Marlon Harvey of Beverly has been actively sailing for more than a decade. He started the Chicago Police Sailing Association in March 2016 and hopes his fellow police officers take up the pastime. [DNAinfo/Howard A. Ludwig]

Another boat participating in the regatta will be crewed by military veterans. And Harvey is hoping a boat from the Chicago Fire Department will register this year or next year to build on the natural rivalry with police.

Harvey was introduced to sailing by a fellow police officer. Soon he was spending his free time at the yacht club, volunteering as a crew member for four or five boats. He bought his own boat in 2008.

He's on his third boat now and said it's a common misconception that sailing is something that only the elite can enjoy. In fact, he said, sailors are always looking for free help, and experience typically isn't required.

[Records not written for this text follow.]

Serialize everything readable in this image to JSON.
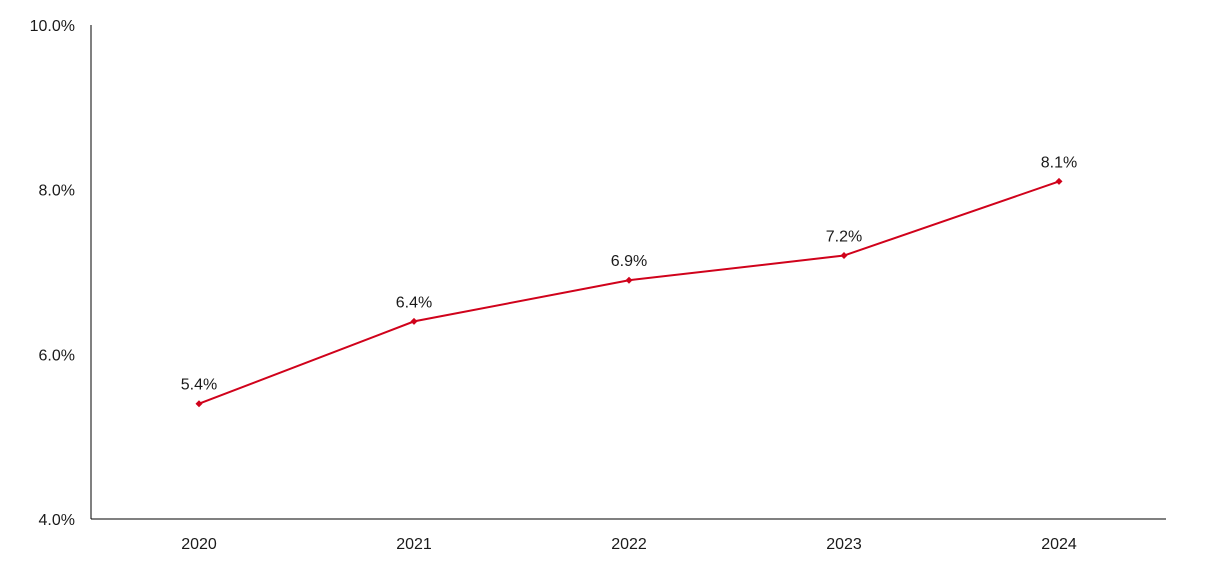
{
  "chart_data": {
    "type": "line",
    "categories": [
      "2020",
      "2021",
      "2022",
      "2023",
      "2024"
    ],
    "series": [
      {
        "values": [
          5.4,
          6.4,
          6.9,
          7.2,
          8.1
        ],
        "data_labels": [
          "5.4%",
          "6.4%",
          "6.9%",
          "7.2%",
          "8.1%"
        ]
      }
    ],
    "ylim": [
      4.0,
      10.0
    ],
    "yticks": [
      4.0,
      6.0,
      8.0,
      10.0
    ],
    "ytick_labels": [
      "4.0%",
      "6.0%",
      "8.0%",
      "10.0%"
    ],
    "title": "",
    "xlabel": "",
    "ylabel": "",
    "grid": false,
    "legend": "none",
    "colors": {
      "series": "#d0021b",
      "axis": "#000000",
      "text": "#1a1a1a"
    }
  }
}
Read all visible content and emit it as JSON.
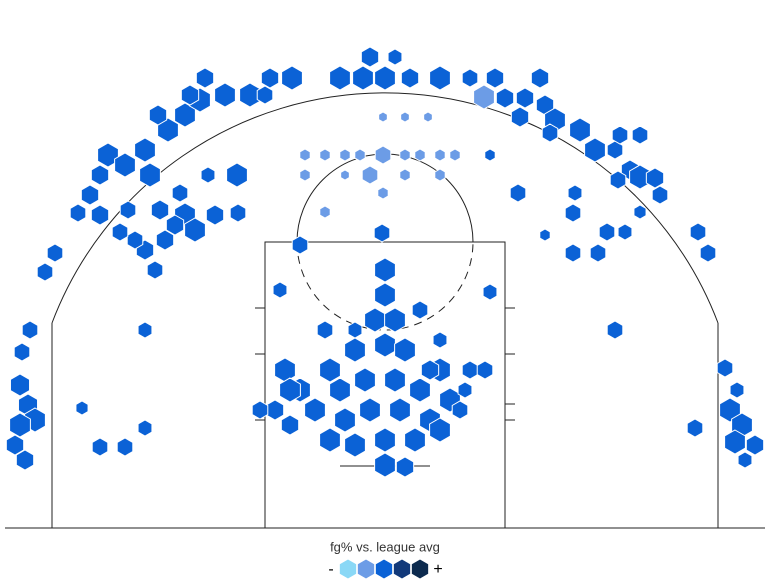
{
  "chart_data": {
    "type": "hexbin",
    "legend_title": "fg% vs. league avg",
    "legend_low": "-",
    "legend_high": "+",
    "legend_colors": [
      "#8ad8f6",
      "#6c9ce6",
      "#0b62d6",
      "#12397a",
      "#0c2a4e"
    ],
    "xlim": [
      -385,
      385
    ],
    "ylim": [
      -59,
      528
    ],
    "hexes": {
      "x": [
        0,
        0,
        -10,
        10,
        0,
        -30,
        20,
        -55,
        55,
        -100,
        -85,
        -70,
        -45,
        -20,
        10,
        35,
        -40,
        -15,
        15,
        45,
        65,
        -55,
        -30,
        0,
        30,
        55,
        0,
        20,
        -95,
        -110,
        -95,
        -125,
        75,
        45,
        35,
        85,
        100,
        80,
        -30,
        -60,
        -85,
        -3,
        105,
        -105,
        55,
        -277,
        -260,
        -240,
        -235,
        -285,
        -295,
        -285,
        -307,
        -217,
        -200,
        -185,
        -160,
        -135,
        -115,
        -93,
        -45,
        -22,
        0,
        25,
        55,
        85,
        110,
        155,
        -15,
        10,
        -180,
        -227,
        -195,
        -120,
        120,
        140,
        160,
        135,
        170,
        195,
        210,
        230,
        245,
        255,
        275,
        165,
        255,
        235,
        99,
        -2,
        -15,
        -80,
        -60,
        -40,
        -25,
        20,
        35,
        55,
        70,
        -2,
        20,
        43,
        -60,
        -80,
        -40,
        20,
        55,
        -2,
        -200,
        -190,
        -210,
        -220,
        -240,
        -250,
        -230,
        -170,
        -147,
        -148,
        -177,
        -205,
        -225,
        -257,
        -265,
        -330,
        -340,
        -355,
        -363,
        -365,
        -357,
        -350,
        -365,
        -370,
        -360,
        -285,
        -260,
        -240,
        -303,
        -240,
        133,
        188,
        188,
        222,
        213,
        240,
        313,
        323,
        230,
        310,
        340,
        345,
        357,
        350,
        370,
        360,
        352,
        270,
        233,
        190,
        105,
        160,
        255
      ],
      "y": [
        258,
        233,
        208,
        208,
        183,
        178,
        178,
        158,
        158,
        158,
        138,
        118,
        138,
        148,
        148,
        138,
        108,
        118,
        118,
        108,
        128,
        88,
        83,
        88,
        88,
        98,
        63,
        61,
        138,
        118,
        103,
        118,
        118,
        158,
        218,
        158,
        158,
        138,
        198,
        198,
        283,
        295,
        236,
        238,
        188,
        373,
        363,
        378,
        353,
        353,
        333,
        313,
        315,
        398,
        413,
        428,
        433,
        433,
        450,
        450,
        450,
        450,
        450,
        450,
        450,
        450,
        450,
        450,
        471,
        471,
        450,
        413,
        433,
        433,
        430,
        430,
        423,
        411,
        408,
        398,
        378,
        378,
        358,
        351,
        333,
        395,
        393,
        393,
        431,
        373,
        353,
        373,
        373,
        373,
        373,
        373,
        373,
        373,
        373,
        411,
        411,
        411,
        316,
        353,
        353,
        353,
        353,
        335,
        313,
        298,
        303,
        288,
        278,
        288,
        258,
        313,
        315,
        353,
        353,
        335,
        318,
        318,
        296,
        275,
        256,
        198,
        176,
        143,
        123,
        108,
        103,
        83,
        68,
        81,
        81,
        100,
        120,
        198,
        335,
        315,
        275,
        296,
        275,
        296,
        296,
        275,
        198,
        100,
        160,
        118,
        103,
        86,
        83,
        68,
        138,
        350,
        348,
        335,
        373,
        293,
        316
      ],
      "size": [
        12,
        12,
        12,
        12,
        12,
        12,
        12,
        12,
        12,
        12,
        12,
        12,
        12,
        12,
        12,
        12,
        12,
        12,
        12,
        12,
        12,
        12,
        12,
        12,
        12,
        12,
        12,
        10,
        12,
        10,
        10,
        9,
        9,
        10,
        9,
        9,
        9,
        8,
        8,
        9,
        9,
        9,
        8,
        8,
        8,
        12,
        12,
        12,
        12,
        10,
        10,
        10,
        9,
        12,
        12,
        12,
        12,
        12,
        10,
        12,
        12,
        12,
        12,
        10,
        12,
        9,
        10,
        10,
        10,
        8,
        10,
        10,
        10,
        9,
        10,
        10,
        10,
        10,
        12,
        12,
        12,
        9,
        10,
        12,
        9,
        9,
        9,
        9,
        12,
        9,
        9,
        6,
        6,
        6,
        6,
        6,
        6,
        6,
        6,
        5,
        5,
        5,
        6,
        6,
        5,
        6,
        6,
        6,
        12,
        12,
        10,
        10,
        10,
        9,
        9,
        10,
        9,
        12,
        8,
        9,
        10,
        9,
        9,
        9,
        9,
        9,
        9,
        11,
        11,
        12,
        12,
        10,
        10,
        9,
        9,
        8,
        7,
        8,
        9,
        9,
        9,
        9,
        9,
        8,
        9,
        9,
        9,
        9,
        9,
        12,
        12,
        12,
        10,
        8,
        8,
        10,
        9,
        8,
        6,
        6,
        7
      ],
      "level": [
        3,
        3,
        3,
        3,
        3,
        3,
        3,
        3,
        3,
        3,
        3,
        3,
        3,
        3,
        3,
        3,
        3,
        3,
        3,
        3,
        3,
        3,
        3,
        3,
        3,
        3,
        3,
        3,
        3,
        3,
        3,
        3,
        3,
        3,
        3,
        3,
        3,
        3,
        3,
        3,
        3,
        3,
        3,
        3,
        3,
        3,
        3,
        3,
        3,
        3,
        3,
        3,
        3,
        3,
        3,
        3,
        3,
        3,
        3,
        3,
        3,
        3,
        3,
        3,
        3,
        3,
        3,
        3,
        3,
        3,
        3,
        3,
        3,
        3,
        3,
        3,
        3,
        3,
        3,
        3,
        3,
        3,
        3,
        3,
        3,
        3,
        3,
        3,
        2,
        2,
        2,
        2,
        2,
        2,
        2,
        2,
        2,
        2,
        2,
        2,
        2,
        2,
        2,
        2,
        2,
        2,
        2,
        2,
        3,
        3,
        3,
        3,
        3,
        3,
        3,
        3,
        3,
        3,
        3,
        3,
        3,
        3,
        3,
        3,
        3,
        3,
        3,
        3,
        3,
        3,
        3,
        3,
        3,
        3,
        3,
        3,
        3,
        3,
        3,
        3,
        3,
        3,
        3,
        3,
        3,
        3,
        3,
        3,
        3,
        3,
        3,
        3,
        3,
        3,
        3,
        3,
        3,
        3,
        3,
        3,
        3
      ]
    }
  }
}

Karen Harris is the commodore of the Jackson Park Yacht Club. Marlon Harvey is a member of the South Side club and started the Chicago Police Sailing Association. [DNAinfo/Howard A. Ludwig]

"A lot of what I am doing is to show that this is something you can do. It is within your reach," said Harvey, who was raised in Grand Crossing and later Morgan Park.

Harvey said those interested can check out "intramural races" Wednesday nights. These casual races among club members often have boats willing to take curious sailors out on the water. And after docking, a "beer can" or post-race party is enjoyed by all.

"It's a good way to just get your introduction," Harris said.